The 29.97 frame rate seems to cause a lot of confusion, whether it's DF or NDF. Just remember color is slower, and you'll be all right.


Midi Time Code (MTC) is a special version of SMPTE that can be transmitted over MIDI cables. Most modern sequencing and hard disk recording programs can sync to it, so it is commonly used in composing studios.


Midi Machine Control is a system of controlling tape decks and the like via MIDI cables. With such a system, the computer replaces the synchronizer and remote controls previously needed at a fraction of the cost.


There are three audio formats found on VHS cassette decks. The original format was a single separate audio track at the edge of the tape. Since the tape in a VCR moves quite slowly, this is low quality audio. It is called the longitudinal audio track.

"Hi-Fi Stereo" is a consumer product in which two channels of sound are frequency modulated and mixed in with the video tracks. This is the same way sound gets to your home television set and works very well. In fact, depending on the quality of the other audio circuits in the machine, performance can rival good analog reel to reel recorders. Tapes made this way still have the longitudinal audio track. Some decks allow you to record different material on the LAT and mix it with the stereo tracks for playback. This is useful if you want to add narration, but never combine the same signal from the stereo and LATs.

Industrial VHS decks have two audio tracks stuffed into the same space as the normal LAT. A consumer deck will play both tracks, but there will be extra noise and phase errors if there is common signal. This format usually has SMPTE on one track and audio on the other. Because SMPTE readers are pretty fussy about the quality of the time code, you will not have much luck syncing to this kind of tape on a consumer VCR.

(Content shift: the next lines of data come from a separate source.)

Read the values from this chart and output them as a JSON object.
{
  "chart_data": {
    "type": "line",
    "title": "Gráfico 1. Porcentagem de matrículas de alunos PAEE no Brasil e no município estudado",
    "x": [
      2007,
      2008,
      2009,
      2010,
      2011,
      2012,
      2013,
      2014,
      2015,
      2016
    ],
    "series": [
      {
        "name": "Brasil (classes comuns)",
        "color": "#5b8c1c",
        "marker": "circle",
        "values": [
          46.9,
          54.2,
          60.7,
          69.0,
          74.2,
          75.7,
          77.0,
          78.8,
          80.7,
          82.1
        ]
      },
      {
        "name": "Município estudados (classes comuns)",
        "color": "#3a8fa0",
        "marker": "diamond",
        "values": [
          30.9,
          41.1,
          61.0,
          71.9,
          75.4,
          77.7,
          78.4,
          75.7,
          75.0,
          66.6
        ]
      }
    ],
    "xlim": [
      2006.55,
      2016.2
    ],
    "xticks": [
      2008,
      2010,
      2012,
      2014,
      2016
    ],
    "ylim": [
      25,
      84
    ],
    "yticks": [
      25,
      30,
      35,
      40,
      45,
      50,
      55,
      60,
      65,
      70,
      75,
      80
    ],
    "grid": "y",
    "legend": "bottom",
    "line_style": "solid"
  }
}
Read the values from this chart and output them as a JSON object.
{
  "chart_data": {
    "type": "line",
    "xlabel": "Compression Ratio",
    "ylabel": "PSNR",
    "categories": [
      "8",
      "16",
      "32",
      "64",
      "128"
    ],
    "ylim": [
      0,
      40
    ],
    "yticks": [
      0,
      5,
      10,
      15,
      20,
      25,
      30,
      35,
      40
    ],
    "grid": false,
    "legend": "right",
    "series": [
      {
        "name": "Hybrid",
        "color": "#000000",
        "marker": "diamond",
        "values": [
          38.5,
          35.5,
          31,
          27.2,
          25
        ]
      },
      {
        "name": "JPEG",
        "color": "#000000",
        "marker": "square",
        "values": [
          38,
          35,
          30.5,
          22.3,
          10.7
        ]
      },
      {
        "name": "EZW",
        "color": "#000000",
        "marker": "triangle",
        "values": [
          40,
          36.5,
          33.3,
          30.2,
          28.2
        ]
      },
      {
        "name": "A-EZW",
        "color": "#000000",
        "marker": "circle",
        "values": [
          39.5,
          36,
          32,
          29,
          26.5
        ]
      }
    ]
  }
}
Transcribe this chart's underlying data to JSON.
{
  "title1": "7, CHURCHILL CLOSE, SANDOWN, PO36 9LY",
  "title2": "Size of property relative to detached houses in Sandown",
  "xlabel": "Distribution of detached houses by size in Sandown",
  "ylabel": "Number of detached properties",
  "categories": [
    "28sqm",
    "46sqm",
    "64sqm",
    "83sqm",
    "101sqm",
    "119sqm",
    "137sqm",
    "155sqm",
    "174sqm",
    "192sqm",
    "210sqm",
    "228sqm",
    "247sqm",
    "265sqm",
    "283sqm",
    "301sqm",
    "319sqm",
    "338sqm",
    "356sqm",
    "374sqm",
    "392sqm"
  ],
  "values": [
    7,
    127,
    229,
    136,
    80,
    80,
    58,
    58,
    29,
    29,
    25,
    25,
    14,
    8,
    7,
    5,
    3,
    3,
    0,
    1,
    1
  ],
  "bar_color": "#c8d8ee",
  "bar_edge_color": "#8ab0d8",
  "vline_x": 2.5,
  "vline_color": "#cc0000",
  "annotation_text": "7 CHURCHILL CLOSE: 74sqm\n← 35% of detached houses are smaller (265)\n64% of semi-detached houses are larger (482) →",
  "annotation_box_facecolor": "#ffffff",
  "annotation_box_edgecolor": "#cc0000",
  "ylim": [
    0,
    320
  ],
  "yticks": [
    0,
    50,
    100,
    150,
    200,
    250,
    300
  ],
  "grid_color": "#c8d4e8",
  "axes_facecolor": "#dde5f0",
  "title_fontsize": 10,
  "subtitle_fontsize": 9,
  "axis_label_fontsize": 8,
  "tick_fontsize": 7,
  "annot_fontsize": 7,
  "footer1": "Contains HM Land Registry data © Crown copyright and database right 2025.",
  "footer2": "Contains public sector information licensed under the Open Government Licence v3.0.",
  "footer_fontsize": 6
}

There are two common types of problem encountered in reading time code. If the signal off the tape is too weak or lacks high frequency, most readers will not follow it. So:

It is not unusual for the time code to be read incorrectly. This happens when there are short dropouts in the tape (more likely on the video tape than the audio tape) and some bits are misinterpreted. In that case, the slave deck may be sent shooting off to some point hours away. To avoid this:

In any case, remember to leave a lot of code before and after your tracks on the audio tape so the machine will never try to lock to leader.

SMPTE in the Digital World

Now that high quality digital audio systems are available, they are becoming the format of choice for dealing with audio for video. Computer based editing is particularly useful for the arduous task of post production audio sweetening. However, most digital systems have their own timing constraints and don't work well as slaves to video decks. DAT machines that will lock to SMPTE are available, but really expensive. The same story applies to computers. If you want true synchronization with a Digidesign system you need a $3000 interface card. The brightest star in the sky is a $700 box from JL Cooper that synchronizes ADAT systems to SMPTE. Some of the new stand alone hard disk recorders offer SMPTE options for a similar price.

You can use computer based editors with video without a sync card. The trick is to organize your sound in short clips or "regions". Your editing software (such as Studio Vision or Logic Audio) will read MIDI Time code and begin playing the clips at the precise time desired. They will drift out of sync if they are longer than a couple of minutes, but this is not a limitation on most material. (Studio Vision has a "Lock Audio to Tape" option that will keep the audio tightly synchronized at the expense of some distortion.)

The technology to watch is QuickTime Video. This was a toy when introduced a couple of years ago, but if it keeps improving as fast as it has been, it'll be indistinguishable from tape based video by the turn of the century. Useful QuickTime audio editors are already available and giving hardware based systems a run for the money.